The American Association of Railroads challenged assumptions and criticisms made by the Consumers United for Rail Equity, a shippers advocacy group, in CURE's public response to Berkshire Hathaway's acquisition of Burlington Northern Santa Fe Corp.
In particular, the railroad industry group's spokesman, Arthur Holly, called attention to the reduction of railroad shipping costs.
"Average inflation-adjusted rail rates have dropped by nearly half since the Staggers Act partially deregulated the railroad industry in 1980," Holly said in an email. "That has meant billions of dollars in savings for American consumers every year."
He also questioned the logic of CURE's suggestioin that BNSF Railway, if and when its owner's stock is no longer publicly traded, won't be as transparent because it wouldn't report to the Securities and Exchange Commission.
"It is the Surface Transportation Board (STB), an independent agency within the U.S. Department of Transportation, as the economic regulator of the railroad industry, with (rate) oversight here," Holly said. "The company's regulatory reporting requirements will not change as a result of the proposed transaction."
He also addressed CURE's suggestion that rates imposed on CURE's membership, captive shippers, pad railroad profits.

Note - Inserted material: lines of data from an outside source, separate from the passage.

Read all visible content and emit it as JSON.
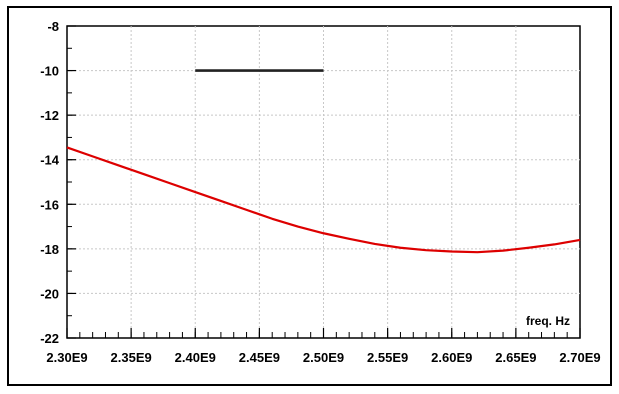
{
  "chart_data": {
    "type": "line",
    "title": "",
    "xlabel": "freq. Hz",
    "ylabel": "",
    "xlim": [
      2300000000.0,
      2700000000.0
    ],
    "ylim": [
      -22,
      -8
    ],
    "x_ticks": [
      2300000000.0,
      2350000000.0,
      2400000000.0,
      2450000000.0,
      2500000000.0,
      2550000000.0,
      2600000000.0,
      2650000000.0,
      2700000000.0
    ],
    "x_tick_labels": [
      "2.30E9",
      "2.35E9",
      "2.40E9",
      "2.45E9",
      "2.50E9",
      "2.55E9",
      "2.60E9",
      "2.65E9",
      "2.70E9"
    ],
    "x_minor_step": 10000000.0,
    "y_ticks": [
      -8,
      -10,
      -12,
      -14,
      -16,
      -18,
      -20,
      -22
    ],
    "y_tick_labels": [
      "-8",
      "-10",
      "-12",
      "-14",
      "-16",
      "-18",
      "-20",
      "-22"
    ],
    "y_minor_step": 1,
    "grid": true,
    "series": [
      {
        "color": "#dd0000",
        "x": [
          2300000000.0,
          2320000000.0,
          2340000000.0,
          2360000000.0,
          2380000000.0,
          2400000000.0,
          2420000000.0,
          2440000000.0,
          2460000000.0,
          2480000000.0,
          2500000000.0,
          2520000000.0,
          2540000000.0,
          2560000000.0,
          2580000000.0,
          2600000000.0,
          2620000000.0,
          2640000000.0,
          2660000000.0,
          2680000000.0,
          2700000000.0
        ],
        "y": [
          -13.45,
          -13.85,
          -14.25,
          -14.65,
          -15.05,
          -15.45,
          -15.85,
          -16.25,
          -16.65,
          -17.0,
          -17.3,
          -17.55,
          -17.78,
          -17.95,
          -18.06,
          -18.12,
          -18.15,
          -18.08,
          -17.95,
          -17.8,
          -17.6
        ]
      },
      {
        "color": "#222222",
        "x": [
          2400000000.0,
          2500000000.0
        ],
        "y": [
          -10,
          -10
        ]
      }
    ]
  }
}
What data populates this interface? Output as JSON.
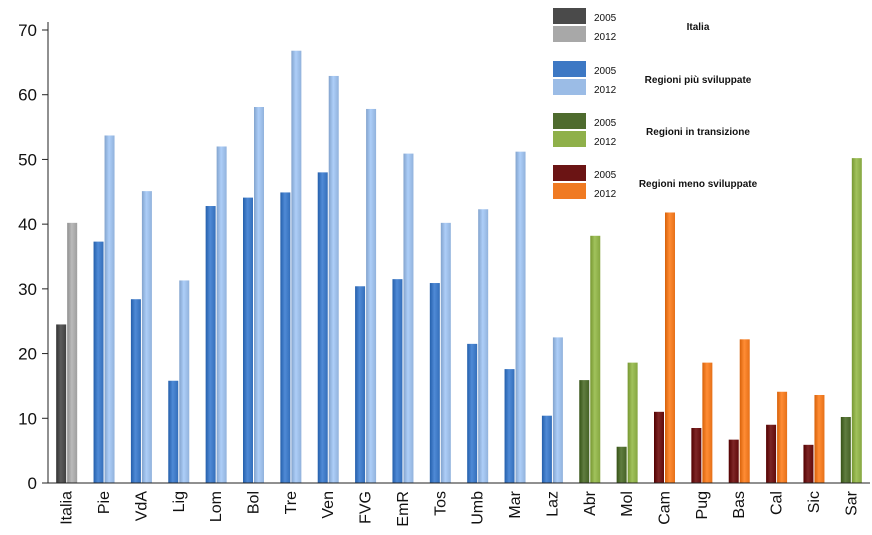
{
  "chart_data": {
    "type": "bar",
    "ylim": [
      0,
      70
    ],
    "yticks": [
      0,
      10,
      20,
      30,
      40,
      50,
      60,
      70
    ],
    "grid": false,
    "legend_position": "top-right",
    "years": [
      "2005",
      "2012"
    ],
    "groups": [
      {
        "name": "Italia",
        "color_2005": "#4a4a4a",
        "color_2012": "#a8a8a8"
      },
      {
        "name": "Regioni più sviluppate",
        "color_2005": "#3d78c4",
        "color_2012": "#9bbce6"
      },
      {
        "name": "Regioni in transizione",
        "color_2005": "#4e6b2e",
        "color_2012": "#8fb04a"
      },
      {
        "name": "Regioni meno sviluppate",
        "color_2005": "#6b1414",
        "color_2012": "#f07a22"
      }
    ],
    "categories": [
      {
        "label": "Italia",
        "group": 0,
        "v2005": 24.5,
        "v2012": 40.2
      },
      {
        "label": "Pie",
        "group": 1,
        "v2005": 37.3,
        "v2012": 53.7
      },
      {
        "label": "VdA",
        "group": 1,
        "v2005": 28.4,
        "v2012": 45.1
      },
      {
        "label": "Lig",
        "group": 1,
        "v2005": 15.8,
        "v2012": 31.3
      },
      {
        "label": "Lom",
        "group": 1,
        "v2005": 42.8,
        "v2012": 52.0
      },
      {
        "label": "Bol",
        "group": 1,
        "v2005": 44.1,
        "v2012": 58.1
      },
      {
        "label": "Tre",
        "group": 1,
        "v2005": 44.9,
        "v2012": 66.8
      },
      {
        "label": "Ven",
        "group": 1,
        "v2005": 48.0,
        "v2012": 62.9
      },
      {
        "label": "FVG",
        "group": 1,
        "v2005": 30.4,
        "v2012": 57.8
      },
      {
        "label": "EmR",
        "group": 1,
        "v2005": 31.5,
        "v2012": 50.9
      },
      {
        "label": "Tos",
        "group": 1,
        "v2005": 30.9,
        "v2012": 40.2
      },
      {
        "label": "Umb",
        "group": 1,
        "v2005": 21.5,
        "v2012": 42.3
      },
      {
        "label": "Mar",
        "group": 1,
        "v2005": 17.6,
        "v2012": 51.2
      },
      {
        "label": "Laz",
        "group": 1,
        "v2005": 10.4,
        "v2012": 22.5
      },
      {
        "label": "Abr",
        "group": 2,
        "v2005": 15.9,
        "v2012": 38.2
      },
      {
        "label": "Mol",
        "group": 2,
        "v2005": 5.6,
        "v2012": 18.6
      },
      {
        "label": "Cam",
        "group": 3,
        "v2005": 11.0,
        "v2012": 41.8
      },
      {
        "label": "Pug",
        "group": 3,
        "v2005": 8.5,
        "v2012": 18.6
      },
      {
        "label": "Bas",
        "group": 3,
        "v2005": 6.7,
        "v2012": 22.2
      },
      {
        "label": "Cal",
        "group": 3,
        "v2005": 9.0,
        "v2012": 14.1
      },
      {
        "label": "Sic",
        "group": 3,
        "v2005": 5.9,
        "v2012": 13.6
      },
      {
        "label": "Sar",
        "group": 2,
        "v2005": 10.2,
        "v2012": 50.2
      }
    ]
  }
}
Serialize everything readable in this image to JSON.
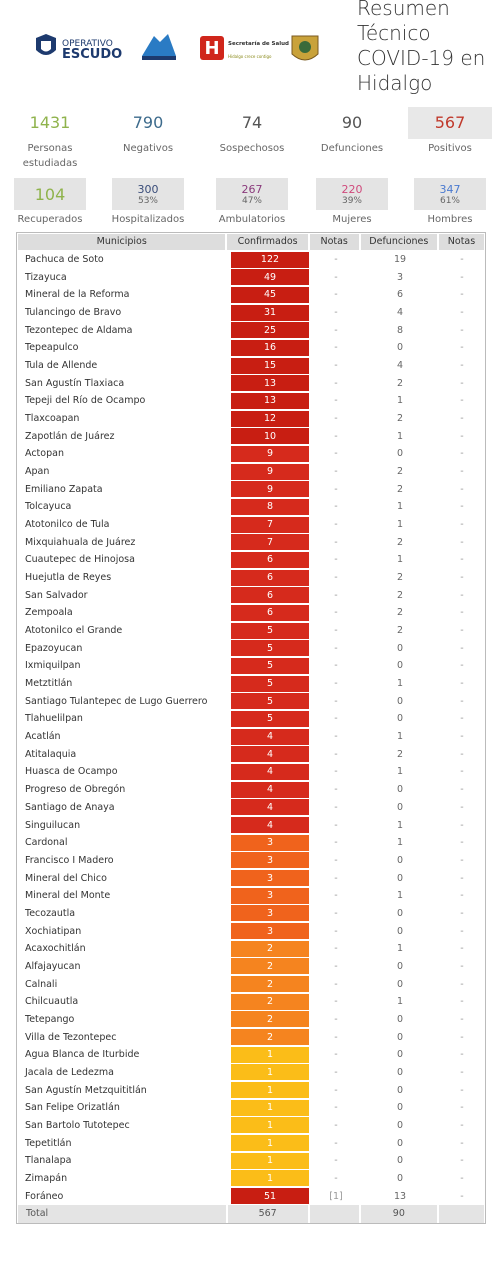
{
  "header": {
    "title": "Resumen Técnico COVID-19 en Hidalgo",
    "logos": {
      "operativo": "OPERATIVO",
      "escudo": "ESCUDO",
      "secretaria": "Secretaría de Salud",
      "lema": "Hidalgo crece contigo"
    }
  },
  "stats": {
    "row1": [
      {
        "value": 1431,
        "label": "Personas estudiadas",
        "color": "#8fb34c"
      },
      {
        "value": 790,
        "label": "Negativos",
        "color": "#3d6b8c"
      },
      {
        "value": 74,
        "label": "Sospechosos",
        "color": "#555555"
      },
      {
        "value": 90,
        "label": "Defunciones",
        "color": "#555555"
      },
      {
        "value": 567,
        "label": "Positivos",
        "color": "#c0392b"
      }
    ],
    "row2": [
      {
        "value": 104,
        "label": "Recuperados",
        "color": "#8fb34c"
      },
      {
        "value": 300,
        "percent": "53%",
        "label": "Hospitalizados",
        "color": "#3a4d7a"
      },
      {
        "value": 267,
        "percent": "47%",
        "label": "Ambulatorios",
        "color": "#8a3a7c"
      },
      {
        "value": 220,
        "percent": "39%",
        "label": "Mujeres",
        "color": "#d04a7c"
      },
      {
        "value": 347,
        "percent": "61%",
        "label": "Hombres",
        "color": "#4a7ad0"
      }
    ]
  },
  "table": {
    "columns": [
      "Municipios",
      "Confirmados",
      "Notas",
      "Defunciones",
      "Notas"
    ],
    "rows": [
      [
        "Pachuca de Soto",
        122,
        "-",
        19,
        "-",
        "#c81e12"
      ],
      [
        "Tizayuca",
        49,
        "-",
        3,
        "-",
        "#c81e12"
      ],
      [
        "Mineral de la Reforma",
        45,
        "-",
        6,
        "-",
        "#c81e12"
      ],
      [
        "Tulancingo de Bravo",
        31,
        "-",
        4,
        "-",
        "#c81e12"
      ],
      [
        "Tezontepec de Aldama",
        25,
        "-",
        8,
        "-",
        "#c81e12"
      ],
      [
        "Tepeapulco",
        16,
        "-",
        0,
        "-",
        "#c81e12"
      ],
      [
        "Tula de Allende",
        15,
        "-",
        4,
        "-",
        "#c81e12"
      ],
      [
        "San Agustín Tlaxiaca",
        13,
        "-",
        2,
        "-",
        "#c81e12"
      ],
      [
        "Tepeji del Río de Ocampo",
        13,
        "-",
        1,
        "-",
        "#c81e12"
      ],
      [
        "Tlaxcoapan",
        12,
        "-",
        2,
        "-",
        "#c81e12"
      ],
      [
        "Zapotlán de Juárez",
        10,
        "-",
        1,
        "-",
        "#c81e12"
      ],
      [
        "Actopan",
        9,
        "-",
        0,
        "-",
        "#d62a1c"
      ],
      [
        "Apan",
        9,
        "-",
        2,
        "-",
        "#d62a1c"
      ],
      [
        "Emiliano Zapata",
        9,
        "-",
        2,
        "-",
        "#d62a1c"
      ],
      [
        "Tolcayuca",
        8,
        "-",
        1,
        "-",
        "#d62a1c"
      ],
      [
        "Atotonilco de Tula",
        7,
        "-",
        1,
        "-",
        "#d62a1c"
      ],
      [
        "Mixquiahuala de Juárez",
        7,
        "-",
        2,
        "-",
        "#d62a1c"
      ],
      [
        "Cuautepec de Hinojosa",
        6,
        "-",
        1,
        "-",
        "#d62a1c"
      ],
      [
        "Huejutla de Reyes",
        6,
        "-",
        2,
        "-",
        "#d62a1c"
      ],
      [
        "San Salvador",
        6,
        "-",
        2,
        "-",
        "#d62a1c"
      ],
      [
        "Zempoala",
        6,
        "-",
        2,
        "-",
        "#d62a1c"
      ],
      [
        "Atotonilco el Grande",
        5,
        "-",
        2,
        "-",
        "#d62a1c"
      ],
      [
        "Epazoyucan",
        5,
        "-",
        0,
        "-",
        "#d62a1c"
      ],
      [
        "Ixmiquilpan",
        5,
        "-",
        0,
        "-",
        "#d62a1c"
      ],
      [
        "Metztitlán",
        5,
        "-",
        1,
        "-",
        "#d62a1c"
      ],
      [
        "Santiago Tulantepec de Lugo Guerrero",
        5,
        "-",
        0,
        "-",
        "#d62a1c"
      ],
      [
        "Tlahuelilpan",
        5,
        "-",
        0,
        "-",
        "#d62a1c"
      ],
      [
        "Acatlán",
        4,
        "-",
        1,
        "-",
        "#d62a1c"
      ],
      [
        "Atitalaquia",
        4,
        "-",
        2,
        "-",
        "#d62a1c"
      ],
      [
        "Huasca de Ocampo",
        4,
        "-",
        1,
        "-",
        "#d62a1c"
      ],
      [
        "Progreso de Obregón",
        4,
        "-",
        0,
        "-",
        "#d62a1c"
      ],
      [
        "Santiago de Anaya",
        4,
        "-",
        0,
        "-",
        "#d62a1c"
      ],
      [
        "Singuilucan",
        4,
        "-",
        1,
        "-",
        "#d62a1c"
      ],
      [
        "Cardonal",
        3,
        "-",
        1,
        "-",
        "#f0631c"
      ],
      [
        "Francisco I Madero",
        3,
        "-",
        0,
        "-",
        "#f0631c"
      ],
      [
        "Mineral del Chico",
        3,
        "-",
        0,
        "-",
        "#f0631c"
      ],
      [
        "Mineral del Monte",
        3,
        "-",
        1,
        "-",
        "#f0631c"
      ],
      [
        "Tecozautla",
        3,
        "-",
        0,
        "-",
        "#f0631c"
      ],
      [
        "Xochiatipan",
        3,
        "-",
        0,
        "-",
        "#f0631c"
      ],
      [
        "Acaxochitlán",
        2,
        "-",
        1,
        "-",
        "#f5841f"
      ],
      [
        "Alfajayucan",
        2,
        "-",
        0,
        "-",
        "#f5841f"
      ],
      [
        "Calnali",
        2,
        "-",
        0,
        "-",
        "#f5841f"
      ],
      [
        "Chilcuautla",
        2,
        "-",
        1,
        "-",
        "#f5841f"
      ],
      [
        "Tetepango",
        2,
        "-",
        0,
        "-",
        "#f5841f"
      ],
      [
        "Villa de Tezontepec",
        2,
        "-",
        0,
        "-",
        "#f5841f"
      ],
      [
        "Agua Blanca de Iturbide",
        1,
        "-",
        0,
        "-",
        "#fbbd18"
      ],
      [
        "Jacala de Ledezma",
        1,
        "-",
        0,
        "-",
        "#fbbd18"
      ],
      [
        "San Agustín Metzquititlán",
        1,
        "-",
        0,
        "-",
        "#fbbd18"
      ],
      [
        "San Felipe Orizatlán",
        1,
        "-",
        0,
        "-",
        "#fbbd18"
      ],
      [
        "San Bartolo Tutotepec",
        1,
        "-",
        0,
        "-",
        "#fbbd18"
      ],
      [
        "Tepetitlán",
        1,
        "-",
        0,
        "-",
        "#fbbd18"
      ],
      [
        "Tlanalapa",
        1,
        "-",
        0,
        "-",
        "#fbbd18"
      ],
      [
        "Zimapán",
        1,
        "-",
        0,
        "-",
        "#fbbd18"
      ],
      [
        "Foráneo",
        51,
        "[1]",
        13,
        "-",
        "#c81e12"
      ]
    ],
    "total": {
      "label": "Total",
      "confirmados": 567,
      "defunciones": 90
    }
  }
}
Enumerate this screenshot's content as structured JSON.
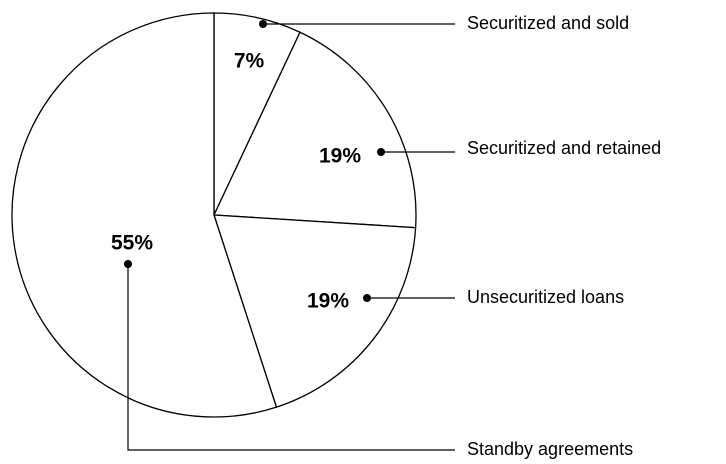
{
  "chart_data": {
    "type": "pie",
    "categories": [
      "Securitized and sold",
      "Securitized and retained",
      "Unsecuritized loans",
      "Standby agreements"
    ],
    "values": [
      7,
      19,
      19,
      55
    ],
    "value_labels": [
      "7%",
      "19%",
      "19%",
      "55%"
    ],
    "color": "#ffffff"
  }
}
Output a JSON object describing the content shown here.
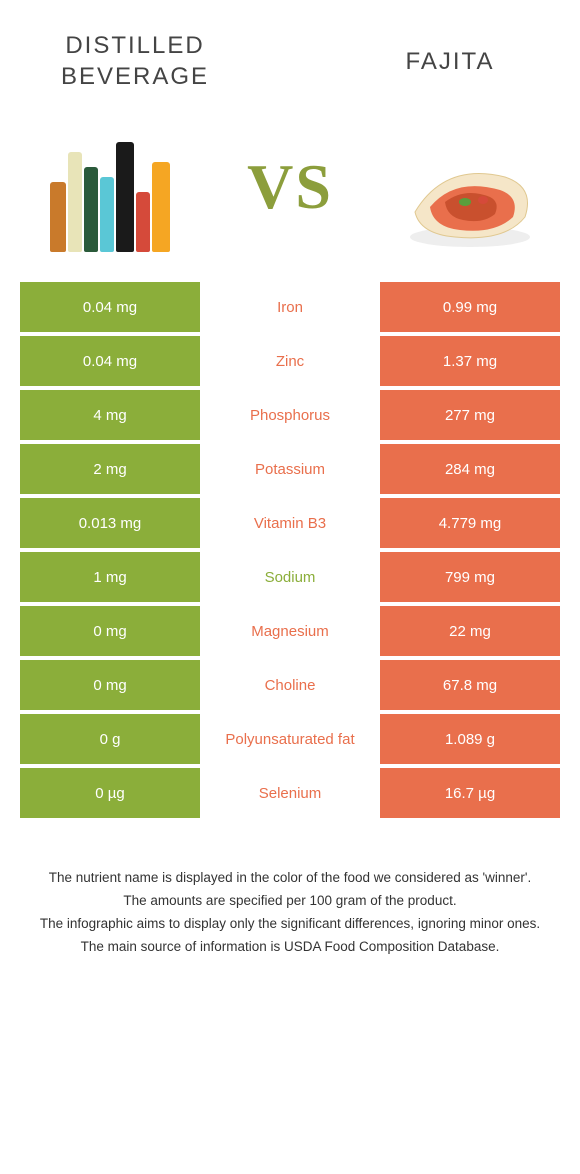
{
  "header": {
    "left_title": "DISTILLED BEVERAGE",
    "right_title": "FAJITA",
    "vs_label": "VS",
    "vs_color": "#8c9e3c"
  },
  "colors": {
    "left_food": "#8bae3a",
    "right_food": "#e96f4c",
    "text_white": "#ffffff",
    "mid_bg": "#ffffff"
  },
  "nutrients": [
    {
      "name": "Iron",
      "left": "0.04 mg",
      "right": "0.99 mg",
      "winner": "right"
    },
    {
      "name": "Zinc",
      "left": "0.04 mg",
      "right": "1.37 mg",
      "winner": "right"
    },
    {
      "name": "Phosphorus",
      "left": "4 mg",
      "right": "277 mg",
      "winner": "right"
    },
    {
      "name": "Potassium",
      "left": "2 mg",
      "right": "284 mg",
      "winner": "right"
    },
    {
      "name": "Vitamin B3",
      "left": "0.013 mg",
      "right": "4.779 mg",
      "winner": "right"
    },
    {
      "name": "Sodium",
      "left": "1 mg",
      "right": "799 mg",
      "winner": "left"
    },
    {
      "name": "Magnesium",
      "left": "0 mg",
      "right": "22 mg",
      "winner": "right"
    },
    {
      "name": "Choline",
      "left": "0 mg",
      "right": "67.8 mg",
      "winner": "right"
    },
    {
      "name": "Polyunsaturated fat",
      "left": "0 g",
      "right": "1.089 g",
      "winner": "right"
    },
    {
      "name": "Selenium",
      "left": "0 µg",
      "right": "16.7 µg",
      "winner": "right"
    }
  ],
  "footnotes": [
    "The nutrient name is displayed in the color of the food we considered as 'winner'.",
    "The amounts are specified per 100 gram of the product.",
    "The infographic aims to display only the significant differences, ignoring minor ones.",
    "The main source of information is USDA Food Composition Database."
  ]
}
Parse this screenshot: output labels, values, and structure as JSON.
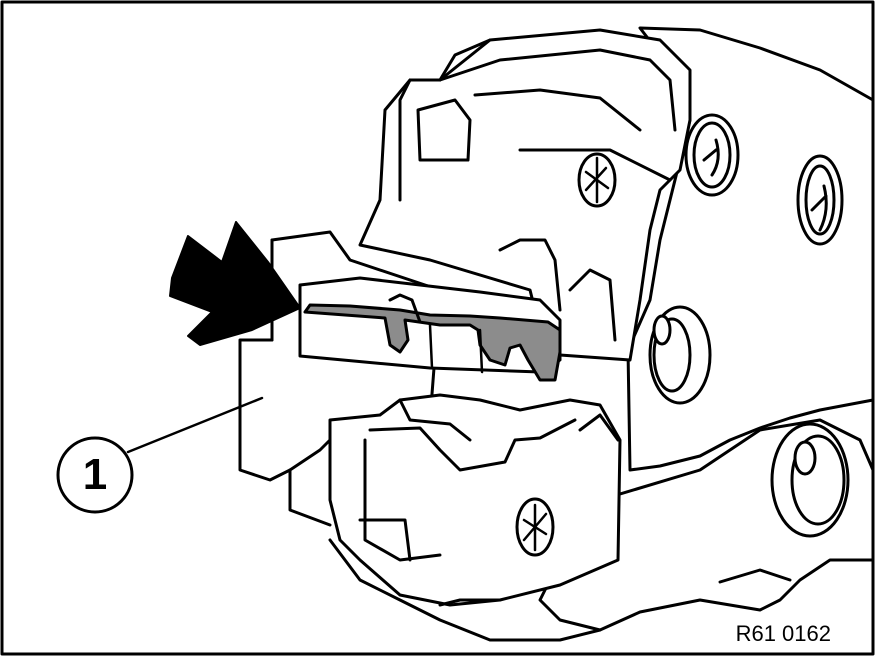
{
  "figure": {
    "callout": {
      "number": "1"
    },
    "reference_code": "R61 0162",
    "colors": {
      "line": "#000000",
      "background": "#ffffff",
      "highlight": "#8c8c8c"
    },
    "icons": {
      "pointer": "arrow-icon",
      "part": "crimping-die-insert"
    }
  }
}
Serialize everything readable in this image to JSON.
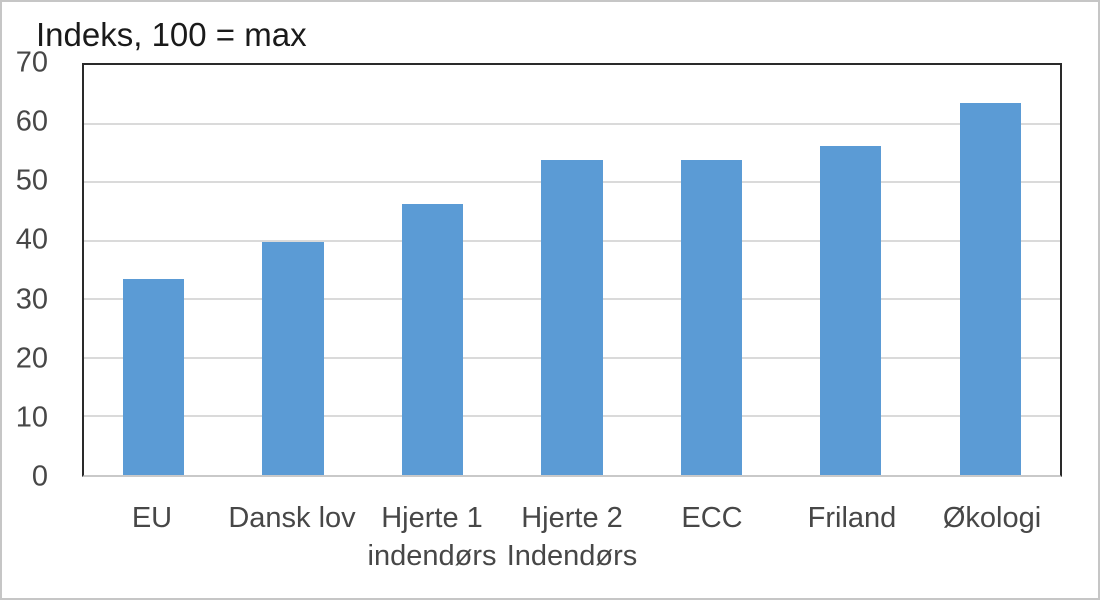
{
  "chart_data": {
    "type": "bar",
    "title": "Indeks, 100 = max",
    "categories": [
      "EU",
      "Dansk lov",
      "Hjerte 1\nindendørs",
      "Hjerte 2\nIndendørs",
      "ECC",
      "Friland",
      "Økologi"
    ],
    "values": [
      33.5,
      39.7,
      46.2,
      53.7,
      53.7,
      56.2,
      63.6
    ],
    "xlabel": "",
    "ylabel": "",
    "ylim": [
      0,
      70
    ],
    "yticks": [
      0,
      10,
      20,
      30,
      40,
      50,
      60,
      70
    ],
    "grid": "horizontal",
    "legend": "none",
    "bar_color": "#5B9BD5"
  },
  "colors": {
    "bar": "#5B9BD5",
    "gridline": "#DADADA",
    "plot_border": "#2A2A2A",
    "axis_bottom_line": "#C9C9C9",
    "axis_text": "#474747",
    "title_text": "#1A1A1A",
    "outer_border": "#C6C6C6",
    "background": "#FFFFFF"
  }
}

"While it is fair to say that railroad earnings have improved in recent years, they cannot reasonably be accused of earning excess profits," Holly said. "If you look at return on total capital - a common way to measure profitability - railroads are only now equal to the median for all other industries. Using return on equity, another common way to measure profitability, the rail industry in 2008 barely exceeded the average among all industries - for probably the first time in modern history."
Railroads are still below several of the highly profitable industries and firms represented in the CURE coalition, Holly said.
Railroads since 1980 have reinvested more than $440 billion into their systems and vastly improved rail service - that's more than 40 cents of every revenue dollar, according to Holly.
"Unlike trucks, barges and airlines, America's freight railroads operate almost exclusively on infrastructure they have built, maintain and pay for themselves," Holly said. "These investments, made possible by improved railroad company earnings, are a positive development for America - they will ensure that when the economy rebounds, freight rail will be there to carry more people and the goods that we need."